Zur erstrebten Gebührenbefreiung vermag auch der Hinweis der Klägerin auf § 1 Abs 1 Nr 2b RGVO nicht zu führen. Unter diesen Tatbestand fallen „Hörgeschädigte, die gehörlos sind oder denen eine ausreichende Verständigung über das Gehör auch mit Hörhilfen nicht möglich ist”. Zu diesem Personenkreis zählt die Klägerin nicht. § 1 Abs 1 Nr 2b RGVO stellt auf eine Schädigung des Hörorgans ab, die bei der Klägerin nicht vorliegt. Eine Erweiterung dieses Tatbestandes auf alle in der Verständnisfähigkeit trotz intakten Hörorgans in gleicher Weise wie Hörgeschädigte beeinträchtigten Personen wäre mit dem Wortlaut der Vorschrift unvereinbar und würde dem Gebot enger Auslegung der Regelungen über die Befreiung von der Rundfunkgebührenpflicht widersprechen.
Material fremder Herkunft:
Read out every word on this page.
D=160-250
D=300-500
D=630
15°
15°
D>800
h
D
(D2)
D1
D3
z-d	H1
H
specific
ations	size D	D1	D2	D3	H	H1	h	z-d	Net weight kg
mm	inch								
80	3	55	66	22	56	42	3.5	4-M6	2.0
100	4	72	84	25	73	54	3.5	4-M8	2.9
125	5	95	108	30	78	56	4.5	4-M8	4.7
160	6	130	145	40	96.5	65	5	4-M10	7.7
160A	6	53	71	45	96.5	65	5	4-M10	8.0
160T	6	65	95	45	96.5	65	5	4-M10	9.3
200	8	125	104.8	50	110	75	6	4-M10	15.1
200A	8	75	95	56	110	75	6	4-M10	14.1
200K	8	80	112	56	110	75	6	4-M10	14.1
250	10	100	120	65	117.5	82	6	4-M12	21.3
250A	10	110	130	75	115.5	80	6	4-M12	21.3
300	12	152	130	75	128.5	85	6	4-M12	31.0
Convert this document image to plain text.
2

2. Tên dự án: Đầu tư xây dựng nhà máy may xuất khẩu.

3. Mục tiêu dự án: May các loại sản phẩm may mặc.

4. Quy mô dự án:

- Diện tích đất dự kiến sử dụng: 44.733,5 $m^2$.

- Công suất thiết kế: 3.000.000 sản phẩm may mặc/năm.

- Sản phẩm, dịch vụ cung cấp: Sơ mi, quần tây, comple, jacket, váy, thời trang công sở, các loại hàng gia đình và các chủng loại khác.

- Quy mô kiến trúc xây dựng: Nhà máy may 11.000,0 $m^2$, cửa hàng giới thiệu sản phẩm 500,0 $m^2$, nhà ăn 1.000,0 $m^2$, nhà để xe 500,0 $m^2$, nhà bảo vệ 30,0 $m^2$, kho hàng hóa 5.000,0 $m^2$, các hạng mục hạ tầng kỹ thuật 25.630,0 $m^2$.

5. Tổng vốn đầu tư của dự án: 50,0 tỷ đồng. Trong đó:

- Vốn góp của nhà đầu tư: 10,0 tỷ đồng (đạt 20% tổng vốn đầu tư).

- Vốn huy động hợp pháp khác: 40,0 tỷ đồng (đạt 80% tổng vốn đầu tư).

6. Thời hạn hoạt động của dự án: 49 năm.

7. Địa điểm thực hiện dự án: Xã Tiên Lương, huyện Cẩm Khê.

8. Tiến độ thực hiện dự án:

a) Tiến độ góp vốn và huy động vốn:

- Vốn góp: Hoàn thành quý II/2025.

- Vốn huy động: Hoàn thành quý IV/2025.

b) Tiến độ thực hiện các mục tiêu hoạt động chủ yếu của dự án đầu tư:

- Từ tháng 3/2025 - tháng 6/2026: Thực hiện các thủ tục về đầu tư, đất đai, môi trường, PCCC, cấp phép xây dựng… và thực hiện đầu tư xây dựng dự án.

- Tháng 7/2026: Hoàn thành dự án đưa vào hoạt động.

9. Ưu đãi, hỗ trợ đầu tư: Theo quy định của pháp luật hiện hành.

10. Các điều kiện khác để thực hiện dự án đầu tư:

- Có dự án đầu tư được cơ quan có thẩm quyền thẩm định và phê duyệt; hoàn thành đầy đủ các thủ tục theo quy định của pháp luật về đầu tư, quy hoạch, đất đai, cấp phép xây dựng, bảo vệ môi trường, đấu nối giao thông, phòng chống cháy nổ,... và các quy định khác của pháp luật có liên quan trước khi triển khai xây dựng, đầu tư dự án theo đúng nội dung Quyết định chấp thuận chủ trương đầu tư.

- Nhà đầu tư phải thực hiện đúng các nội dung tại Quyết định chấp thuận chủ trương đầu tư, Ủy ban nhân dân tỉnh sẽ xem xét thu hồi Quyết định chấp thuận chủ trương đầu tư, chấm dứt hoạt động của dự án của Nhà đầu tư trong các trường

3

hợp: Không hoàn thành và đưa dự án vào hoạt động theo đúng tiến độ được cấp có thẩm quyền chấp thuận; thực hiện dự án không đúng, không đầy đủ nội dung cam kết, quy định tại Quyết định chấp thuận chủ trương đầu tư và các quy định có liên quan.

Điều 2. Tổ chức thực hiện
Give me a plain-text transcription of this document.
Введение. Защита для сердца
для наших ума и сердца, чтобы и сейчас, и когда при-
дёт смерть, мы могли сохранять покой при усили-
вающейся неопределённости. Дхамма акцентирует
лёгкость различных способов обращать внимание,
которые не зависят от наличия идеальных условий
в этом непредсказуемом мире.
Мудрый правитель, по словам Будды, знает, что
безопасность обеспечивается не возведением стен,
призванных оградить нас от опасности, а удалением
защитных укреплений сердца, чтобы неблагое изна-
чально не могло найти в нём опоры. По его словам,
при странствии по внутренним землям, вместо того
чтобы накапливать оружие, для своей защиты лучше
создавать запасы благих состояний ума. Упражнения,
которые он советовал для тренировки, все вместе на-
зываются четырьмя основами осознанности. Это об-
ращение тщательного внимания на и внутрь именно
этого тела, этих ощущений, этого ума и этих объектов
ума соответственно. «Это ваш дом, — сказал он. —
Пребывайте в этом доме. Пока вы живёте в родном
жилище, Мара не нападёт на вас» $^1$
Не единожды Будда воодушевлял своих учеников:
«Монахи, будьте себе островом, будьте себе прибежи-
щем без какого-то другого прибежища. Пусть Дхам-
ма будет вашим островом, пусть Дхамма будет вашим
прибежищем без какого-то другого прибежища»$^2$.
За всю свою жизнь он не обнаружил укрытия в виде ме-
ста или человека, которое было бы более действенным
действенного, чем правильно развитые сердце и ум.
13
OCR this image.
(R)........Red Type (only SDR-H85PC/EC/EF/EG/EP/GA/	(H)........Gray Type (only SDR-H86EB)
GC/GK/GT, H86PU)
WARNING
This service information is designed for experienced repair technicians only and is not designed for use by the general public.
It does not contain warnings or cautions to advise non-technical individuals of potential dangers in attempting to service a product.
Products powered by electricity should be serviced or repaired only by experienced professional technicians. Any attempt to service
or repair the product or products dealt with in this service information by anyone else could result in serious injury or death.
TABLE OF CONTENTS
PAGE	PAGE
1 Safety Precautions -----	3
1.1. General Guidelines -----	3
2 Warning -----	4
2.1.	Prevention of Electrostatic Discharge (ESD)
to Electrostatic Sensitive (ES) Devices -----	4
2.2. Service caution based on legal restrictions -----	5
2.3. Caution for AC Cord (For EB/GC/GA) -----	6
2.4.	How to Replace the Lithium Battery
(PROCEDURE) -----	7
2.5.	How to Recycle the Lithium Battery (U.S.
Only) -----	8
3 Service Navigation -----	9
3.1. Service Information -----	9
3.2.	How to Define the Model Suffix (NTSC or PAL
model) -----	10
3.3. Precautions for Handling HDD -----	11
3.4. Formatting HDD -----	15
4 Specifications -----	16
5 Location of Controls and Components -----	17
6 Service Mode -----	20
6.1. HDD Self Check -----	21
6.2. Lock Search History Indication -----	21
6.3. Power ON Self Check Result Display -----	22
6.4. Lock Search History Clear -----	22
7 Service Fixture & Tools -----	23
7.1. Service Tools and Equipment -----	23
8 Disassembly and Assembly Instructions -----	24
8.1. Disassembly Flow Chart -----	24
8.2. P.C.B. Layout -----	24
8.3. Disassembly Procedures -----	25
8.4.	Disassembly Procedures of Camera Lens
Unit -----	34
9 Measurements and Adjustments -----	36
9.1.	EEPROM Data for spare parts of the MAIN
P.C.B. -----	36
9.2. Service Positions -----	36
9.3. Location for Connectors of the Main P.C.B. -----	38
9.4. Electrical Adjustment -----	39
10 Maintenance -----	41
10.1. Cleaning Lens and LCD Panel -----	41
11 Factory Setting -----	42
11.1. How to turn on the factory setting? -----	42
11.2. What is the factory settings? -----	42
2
Die gesundheitlichen Voraussetzungen für eine Befreiung von der Rundfunkgebührenpflicht liegen auch nicht schon deshalb vor, weil die Klägerin gehbehindert ist und ständiger Begleitung bedarf – Merkzeichen „B” und „G” (BSG SozR 3870 § 3 Nr 25). Das LSG hat zwar nicht festgestellt, daß die Klägerin körperlich noch in der Lage sei, öffentliche Veranstaltungen zu erreichen und dort zu verbleiben. Aus der Bezeichnung der Behinderungen ergibt sich aber kein Anhaltspunkt für Teilnahmehindernisse körperlicher Art.
Die Kostenentscheidung folgt aus § 193 SGG.